Varios papeles higiénicos desarrollándose sobre un fondo totalmente rosado.
Vía Pikist.

Las ganas de ir al baño son una sensación común en nuestro organismo, pero todos en ocasiones nos hemos visto en la necesidad de ignorarlas y aguantar el impulso. Ya sea por una reunión de negocios muy importante, por una charla que no te puedes perder, por un lugar en una fila o por un viaje muy largo… la verdad es que siempre existe algún motivo para intentar contenerlas.

Por lo general, además de la incomodidad inicial que claramente esto nos genera, llegamos a considerar que no pasa gran cosa. Incluso, en ocasiones, sentimos cómo estas ganas se “desaparecen” casi mágicamente, debido a un fenómeno conocido como ‘the vanishing poop’.

Sin embargo, tal como lo tratamos en la nota anterior, el aguantar las ganas de ir al baño hasta que estas desaparezcan es más perjudicial que beneficioso a la larga. Sobre todo porque puede terminar causando problemas gastrointestinales y de evacuación que definitivamente mermarán nuestra calidad de vida.

¿Qué tanto podemos aguantar las ganas sin consecuencias negativas?

Para poder responder a esta pregunta, el equipo del medio The Dollar Shave Club consultó con variados expertos de la salud. En general, la respuesta fue sencilla: no mucho.

La verdad es que cuando las ganas de ir al baño realmente tocan a nuestra puerta, el tiempo de aguantar se acaba. Controlar el impulso por un par de minutos mientras se llega al necesario baño es una cosa; pero hacer de esto un hábito sostenido y por largos periodos de tiempo puede no ser nuestra mejor alternativa.
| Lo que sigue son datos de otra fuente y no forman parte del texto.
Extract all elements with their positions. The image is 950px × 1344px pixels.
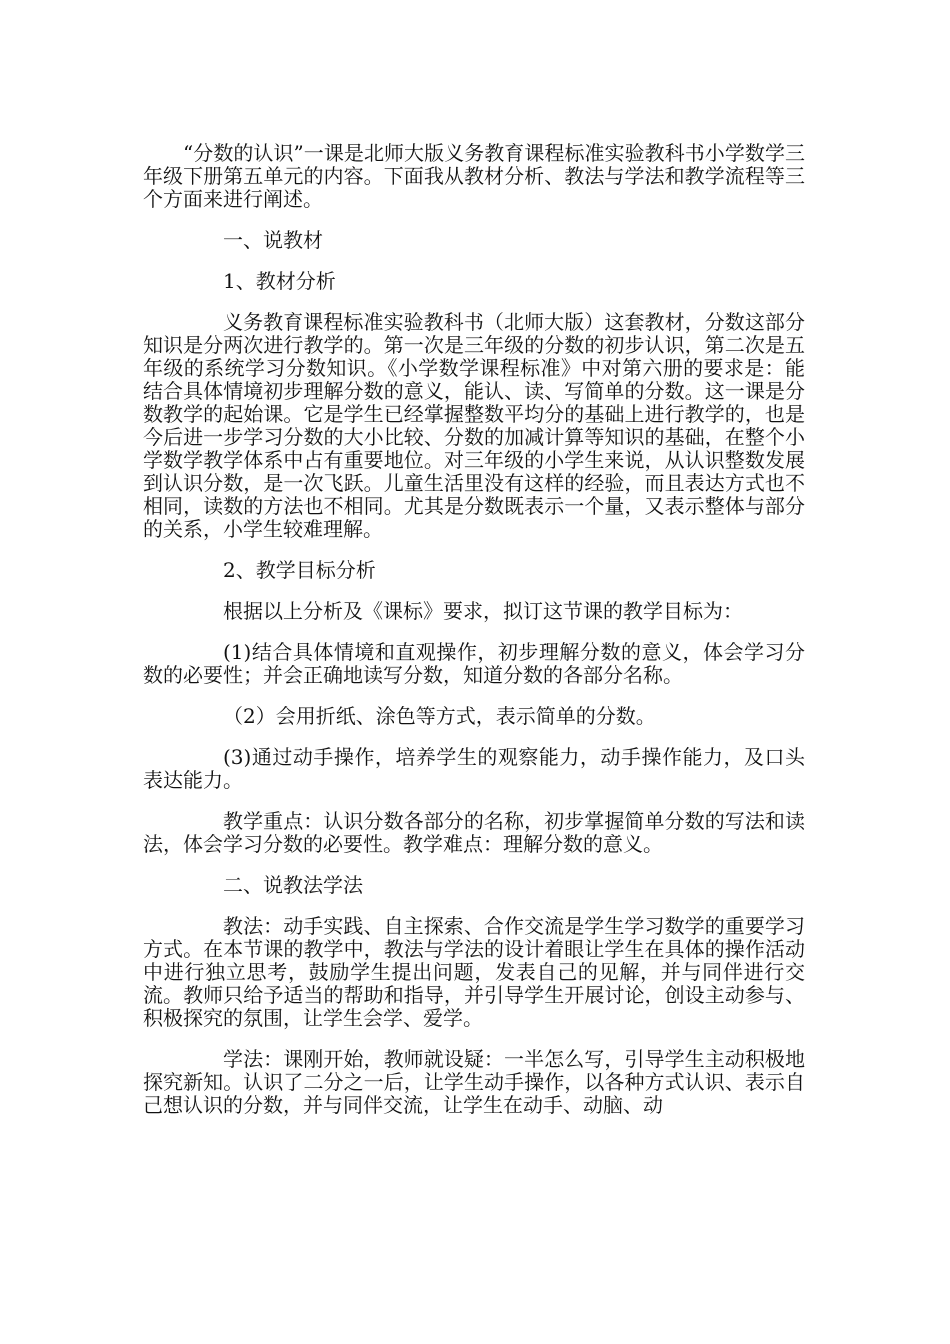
subheading-textbook-analysis: 1、教材分析 xyxy=(223,269,336,293)
document-body xyxy=(143,142,805,1135)
goal-1-paragraph: (1)结合具体情境和直观操作，初步理解分数的意义，体会学习分数的必要性；并会正确地读写分数，知道分数的各部分名称。 xyxy=(143,640,805,687)
goal-3-paragraph: (3)通过动手操作，培养学生的观察能力，动手操作能力，及口头表达能力。 xyxy=(143,745,805,792)
goal-2-paragraph: （2）会用折纸、涂色等方式，表示简单的分数。 xyxy=(223,704,656,728)
teaching-method-paragraph: 教法：动手实践、自主探索、合作交流是学生学习数学的重要学习方式。在本节课的教学中，教法与学法的设计着眼让学生在具体的操作活动中进行独立思考，鼓励学生提出问题，发表自己的见解，并与同伴进行交流。教师只给予适当的帮助和指导，并引导学生开展讨论，创设主动参与、积极探究的氛围，让学生会学、爱学。 xyxy=(143,914,805,1030)
section-heading-textbook: 一、说教材 xyxy=(223,228,323,252)
goals-intro-paragraph: 根据以上分析及《课标》要求，拟订这节课的教学目标为： xyxy=(223,599,743,623)
intro-paragraph: “分数的认识”一课是北师大版义务教育课程标准实验教科书小学数学三年级下册第五单元的内容。下面我从教材分析、教法与学法和教学流程等三个方面来进行阐述。 xyxy=(143,141,805,211)
subheading-goals-analysis: 2、教学目标分析 xyxy=(223,558,376,582)
key-points-paragraph: 教学重点：认识分数各部分的名称，初步掌握简单分数的写法和读法，体会学习分数的必要性。教学难点：理解分数的意义。 xyxy=(143,809,805,856)
learning-method-paragraph: 学法：课刚开始，教师就设疑：一半怎么写，引导学生主动积极地探究新知。认识了二分之一后，让学生动手操作，以各种方式认识、表示自己想认识的分数，并与同伴交流，让学生在动手、动脑、动 xyxy=(143,1047,805,1117)
section-heading-methods: 二、说教法学法 xyxy=(223,873,363,897)
textbook-analysis-paragraph: 义务教育课程标准实验教科书（北师大版）这套教材，分数这部分知识是分两次进行教学的。第一次是三年级的分数的初步认识，第二次是五年级的系统学习分数知识。《小学数学课程标准》中对第六册的要求是：能结合具体情境初步理解分数的意义，能认、读、写简单的分数。这一课是分数教学的起始课。它是学生已经掌握整数平均分的基础上进行教学的，也是今后进一步学习分数的大小比较、分数的加减计算等知识的基础，在整个小学数学教学体系中占有重要地位。对三年级的小学生来说，从认识整数发展到认识分数，是一次飞跃。儿童生活里没有这样的经验，而且表达方式也不相同，读数的方法也不相同。尤其是分数既表示一个量，又表示整体与部分的关系，小学生较难理解。 xyxy=(143,310,805,541)
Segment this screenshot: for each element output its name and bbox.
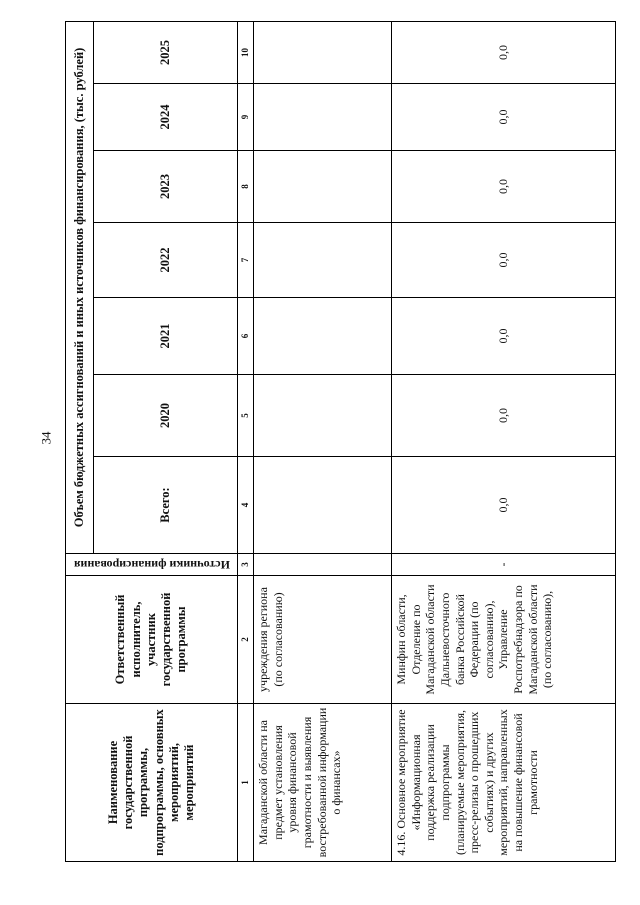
header-name: Наименование государственной программы, подпрограммы, основных мероприятий, мероприятий xyxy=(66,704,238,862)
table-row xyxy=(254,21,392,861)
row-executor: Минфин области, Отделение по Магаданской области Дальневосточного банка Российской Федерации (по согласованию), Управление Роспотребнадзора по Магаданской области (по согласованию), xyxy=(392,576,616,704)
page-number: 34 xyxy=(38,431,54,445)
column-number: 2 xyxy=(238,576,254,704)
row-value: 0,0 xyxy=(392,457,616,554)
row-value: 0,0 xyxy=(392,223,616,298)
row-value xyxy=(254,223,392,298)
rotated-table-container xyxy=(65,22,615,862)
financing-table xyxy=(65,21,616,862)
column-numbers-row xyxy=(238,21,254,861)
row-name: 4.16. Основное мероприятие «Информационная поддержка реализации подпрограммы (планируемые мероприятия, пресс-релизы о прошедших событиях) и других мероприятий, направленных на повышение финансовой грамотности xyxy=(392,704,616,862)
column-number: 4 xyxy=(238,457,254,554)
column-number: 3 xyxy=(238,554,254,576)
column-number: 6 xyxy=(238,298,254,375)
row-executor: учреждения региона (по согласованию) xyxy=(254,576,392,704)
table-row xyxy=(392,21,616,861)
column-number: 8 xyxy=(238,151,254,223)
header-year: 2022 xyxy=(94,223,238,298)
column-number: 9 xyxy=(238,84,254,151)
row-value: 0,0 xyxy=(392,84,616,151)
row-source xyxy=(254,554,392,576)
row-value xyxy=(254,375,392,457)
row-value: 0,0 xyxy=(392,298,616,375)
row-value xyxy=(254,298,392,375)
row-value xyxy=(254,457,392,554)
column-number: 1 xyxy=(238,704,254,862)
row-value: 0,0 xyxy=(392,151,616,223)
header-row-1 xyxy=(66,21,94,861)
header-total: Всего: xyxy=(94,457,238,554)
header-year: 2021 xyxy=(94,298,238,375)
header-executor: Ответственный исполнитель, участник государственной программы xyxy=(66,576,238,704)
header-year: 2025 xyxy=(94,21,238,83)
row-source: - xyxy=(392,554,616,576)
header-volume: Объем бюджетных ассигнований и иных источников финансирования, (тыс. рублей) xyxy=(66,21,94,553)
row-value: 0,0 xyxy=(392,21,616,83)
header-year: 2023 xyxy=(94,151,238,223)
column-number: 10 xyxy=(238,21,254,83)
row-value xyxy=(254,84,392,151)
row-name: Магаданской области на предмет установления уровня финансовой грамотности и выявления востребованной информации о финансах» xyxy=(254,704,392,862)
header-sources-text: Источники финансирования xyxy=(73,558,230,572)
column-number: 5 xyxy=(238,375,254,457)
row-value xyxy=(254,151,392,223)
header-sources xyxy=(66,554,238,576)
header-year: 2024 xyxy=(94,84,238,151)
row-value: 0,0 xyxy=(392,375,616,457)
row-value xyxy=(254,21,392,83)
header-year: 2020 xyxy=(94,375,238,457)
column-number: 7 xyxy=(238,223,254,298)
Después de todo, si nuestro cuerpo nos avisa que “hay que ir”, es por un motivo.

¿Por qué aguantar las ganas de ir al baño puede ser tan difícil?

Para poder explicar esto con más claridad, el gastroenterólogo, Anish Sheth, del Penn Medicine Princeton Health explica que nuestra necesidad de ir al baño y hacer del número dos nace de la contracción de los músculos del colon.

Al igual que con la vejiga, cuando estas paredes se contraen, se hace más urgente –pero también más fácil– vaciar todos los desechos de nuestro organismo. En consecuencia, básicamente, cuando nuestro cuerpo manifiesta las ganas, no está diciendo que es el momento perfecto para evacuar.

Si tratamos de ignorar este impulso, primero será muy incómodo y podrá terminar de dos maneras: que dominemos las ganas… o ellas a nosotros. Claramente este último escenario es el que todos queremos evitar a toda costa. Sin embargo, también deberíamos tener cuidado con el primero.

¿Qué consecuencias me esperan si aguanto por demasiado tiempo?

La verdad es que si decidimos aguantar las ganas de ir al baño por lapsos demasiado prolongados, nuestro intestino comenzará a sufrir las consecuencias. Una vez el impulso inicial se va, porque lo hemos ignorado lo suficiente, no implica que las heces hayan “desaparecido”.

En realidad, la falta de esta sensación solo habla de un paulatino “estiramiento” del intestino. Esto debido a que nuestro cuerpo busca entonces la forma de hacer espacio para “guardar” nuestras deposiciones ya que no podemos dejarlas salir en el momento.

Si esto no solo se hace durante largos periodos de tiempo, sino que también se mantiene como una costumbre sostenida, el estiramiento puede terminar siendo permanente. Como consecuencia, tal como lo señala el médico de atención primaria, Marc Leavey, esta acción repetida puede generar “estreñimiento crónico”. Esto debido a que el intestino ya no puede hacer la suficiente presión para empujar las heces fuera de nuestro organismo.

En conclusión, si queremos evitar a largo plazo el tener que encomendarnos antes de visitar el baño para ver si se nos hace el milagro, lo mejor que podemos hacer es escuchar a nuestros organismo y buscar el baño más cercano.

Como una recomendación, para esto, siempre será bueno estar preparados con una buena ración de papel higiénico y desinfectante de manos, en caso de que no estemos en nuestra casa o un sitio conocido. De este modo, no tendremos excusa para no responder cuando sintamos el llamado.